Shanghai Co-op: More Work to Do to Soothe Markets

Shanghai Co-op: More Work to Do to Soothe Markets

Shanghai Co‑op: More Work to Do to Soothe Markets

In PIMCO’s Cyclical Outlook published last week, we highlight the importance of three swing factors (the “three C’s”) for the global economic and market outlook: China, commodities and central banks. While our baseline view is for relatively calm C’s ahead, it is easy to imagine different shades of darker or brighter economic and market outcomes depending on different paths for the three C’s, and this calls for a careful approach in portfolio construction.

In fact, developments in each of the three C’s over the past week highlight the fragility of the global macro environment and call for some near-term tactical caution. Commodities were weaker across the board, several Federal Reserve speakers raised the specter of a near-term rate hike potentially as early as April, and China’s central bank allowed its currency (the CNY) to weaken by almost 1% against the U.S. dollar (USD) over the past week – the most since early January, when a 1.1% depreciation sparked a major risk-off move in global financial markets.

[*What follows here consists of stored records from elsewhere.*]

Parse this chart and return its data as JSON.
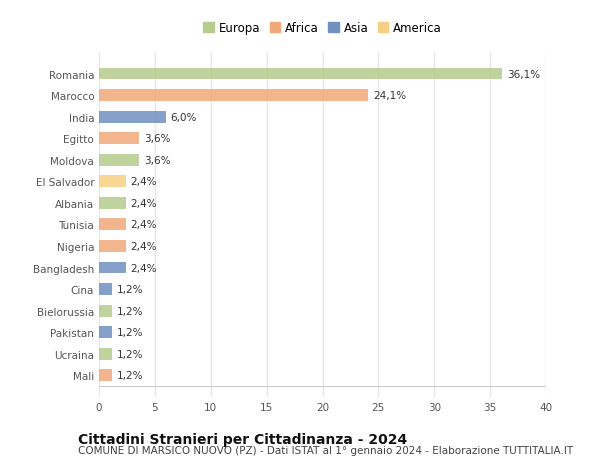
{
  "countries": [
    "Romania",
    "Marocco",
    "India",
    "Egitto",
    "Moldova",
    "El Salvador",
    "Albania",
    "Tunisia",
    "Nigeria",
    "Bangladesh",
    "Cina",
    "Bielorussia",
    "Pakistan",
    "Ucraina",
    "Mali"
  ],
  "values": [
    36.1,
    24.1,
    6.0,
    3.6,
    3.6,
    2.4,
    2.4,
    2.4,
    2.4,
    2.4,
    1.2,
    1.2,
    1.2,
    1.2,
    1.2
  ],
  "labels": [
    "36,1%",
    "24,1%",
    "6,0%",
    "3,6%",
    "3,6%",
    "2,4%",
    "2,4%",
    "2,4%",
    "2,4%",
    "2,4%",
    "1,2%",
    "1,2%",
    "1,2%",
    "1,2%",
    "1,2%"
  ],
  "continents": [
    "Europa",
    "Africa",
    "Asia",
    "Africa",
    "Europa",
    "America",
    "Europa",
    "Africa",
    "Africa",
    "Asia",
    "Asia",
    "Europa",
    "Asia",
    "Europa",
    "Africa"
  ],
  "continent_colors": {
    "Europa": "#b5cc8e",
    "Africa": "#f0a87a",
    "Asia": "#7090c0",
    "America": "#f5d080"
  },
  "legend_order": [
    "Europa",
    "Africa",
    "Asia",
    "America"
  ],
  "title": "Cittadini Stranieri per Cittadinanza - 2024",
  "subtitle": "COMUNE DI MARSICO NUOVO (PZ) - Dati ISTAT al 1° gennaio 2024 - Elaborazione TUTTITALIA.IT",
  "xlim": [
    0,
    40
  ],
  "xticks": [
    0,
    5,
    10,
    15,
    20,
    25,
    30,
    35,
    40
  ],
  "background_color": "#ffffff",
  "grid_color": "#e8e8e8",
  "bar_height": 0.55,
  "title_fontsize": 10,
  "subtitle_fontsize": 7.5,
  "label_fontsize": 7.5,
  "tick_fontsize": 7.5,
  "legend_fontsize": 8.5
}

These developments are interrelated. As I see it, what sparked last week’s risk-off move in commodities, equities and credit and the weaker CNY fixings was the concerted effort by Fed speakers to correct an overly dovish interpretation of the 16 March Fed statement, press conference and downwardly revised “dot plot” of participants’ appropriate policy rate paths. As a consequence, the USD strengthened last week, which helped push commodities and other risk assets lower. And with the dollar appreciating against the yen and the euro, which together have a similar weight in China’s reference currency basket as the USD, China allowed the CNY to depreciate more rapidly versus the USD.

So are we already seeing the demise of what I have called the “Shanghai Co-op,” a tacit agreement among the major central banks struck at the G-20 summit last month to stabilize the USD in broad ranges? I favor a more benign interpretation: The Shanghai Co-op is about preventing both excessive strength and excessive weakness of the USD. The former poses problems for China, dollar-debtors in emerging markets, and U.S. manufacturing, while the latter is undesirable for Europe and Japan, which are still struggling to overcome persistent disinflationary pressures. Euro and yen strength in the weeks before last is likely to have raised some concerns in Tokyo and Frankfurt about excessive currency strength.

So the good news is that a less dovish Fed reduces the need for the European Central Bank and the Bank of Japan to push interest rates more negative, which could have adverse consequences for the financial sector and raise “currency war” fears again. Yet, the flip side of the coin is that a more hawkish Fed and a strengthening of the dollar could lead China to allow more rapid CNY depreciation, as we saw last week.

Clearly, the global macro environment remains fragile. The Shanghai Co-op has more work to do to soothe markets.